I think two of the most important topics when it comes to this also happen to be two of the most divisive: healthcare and black lives matter. 

Call me radical, but I am a believer in Medicare for All. I know there is a lot of skepticism around the idea, and some of it is warranted. I just don’t agree with people having to go into debt simply because they need to heal a broken bone or undergo life-saving surgery. Regardless of where someone comes from, or what they have done in their life prior to entering the hospital, I believe, as a human being, they are entitled to the medicine or healthcare they need to survive. One of the founding documents of America, the Declaration of Independence, lists “life, liberty, and the pursuit of happiness” as inalienable rights for every human, and I don’t believe that the most crucial of those rights, life, should have a price tag.  

I don’t want to talk about the Black Lives Matter organization. Instead, I would like to talk about the basic sentiment that black lives matter. I understand some of the criticism against black lives matter. I don’t agree with the criticism, but I understand (that’s kinda my whole point). I think the biggest points brought against BLM comes from ignorance—either intentional or not. Obviously, not everyone is going to be able to relate to what black people experience in their everyday lives. However, another rule people should have learned at a young age is that your personal experiences are not universal ones. In the information age, not knowing about a situation is no excuse. With the ability to read up on anything, ignorance is expected, but indefensible. 

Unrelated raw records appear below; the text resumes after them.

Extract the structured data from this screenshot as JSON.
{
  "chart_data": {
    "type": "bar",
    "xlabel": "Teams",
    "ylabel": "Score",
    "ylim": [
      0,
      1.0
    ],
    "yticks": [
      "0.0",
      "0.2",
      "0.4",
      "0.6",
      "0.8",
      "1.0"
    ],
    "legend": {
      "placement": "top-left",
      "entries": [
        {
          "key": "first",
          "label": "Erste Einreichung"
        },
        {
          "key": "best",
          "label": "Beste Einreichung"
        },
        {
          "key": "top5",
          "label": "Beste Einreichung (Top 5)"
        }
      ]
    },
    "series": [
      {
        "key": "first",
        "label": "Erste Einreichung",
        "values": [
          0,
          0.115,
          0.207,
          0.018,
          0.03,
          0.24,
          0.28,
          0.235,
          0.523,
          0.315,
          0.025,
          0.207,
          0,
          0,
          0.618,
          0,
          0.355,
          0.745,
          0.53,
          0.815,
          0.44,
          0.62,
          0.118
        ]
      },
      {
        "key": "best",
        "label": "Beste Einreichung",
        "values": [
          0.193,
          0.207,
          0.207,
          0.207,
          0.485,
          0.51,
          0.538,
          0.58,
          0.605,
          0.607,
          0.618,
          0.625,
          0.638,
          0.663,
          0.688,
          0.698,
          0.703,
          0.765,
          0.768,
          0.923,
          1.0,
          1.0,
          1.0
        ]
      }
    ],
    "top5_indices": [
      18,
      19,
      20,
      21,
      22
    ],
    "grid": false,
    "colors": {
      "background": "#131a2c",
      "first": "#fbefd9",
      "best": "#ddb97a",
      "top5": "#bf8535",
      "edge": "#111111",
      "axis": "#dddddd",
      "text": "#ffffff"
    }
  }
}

It’s impossible to live on the Earth by yourself. As an introvert, I understand how exciting it is to think about having the world to yourself, but you cannot live without interacting and relying on other people. There are 328 million people living in the United States of America, and every one of them has their own stories, just like you. I’m not sure what I can tell you that you haven’t heard since you were 10. There is no other way to say it, you should just care about other people.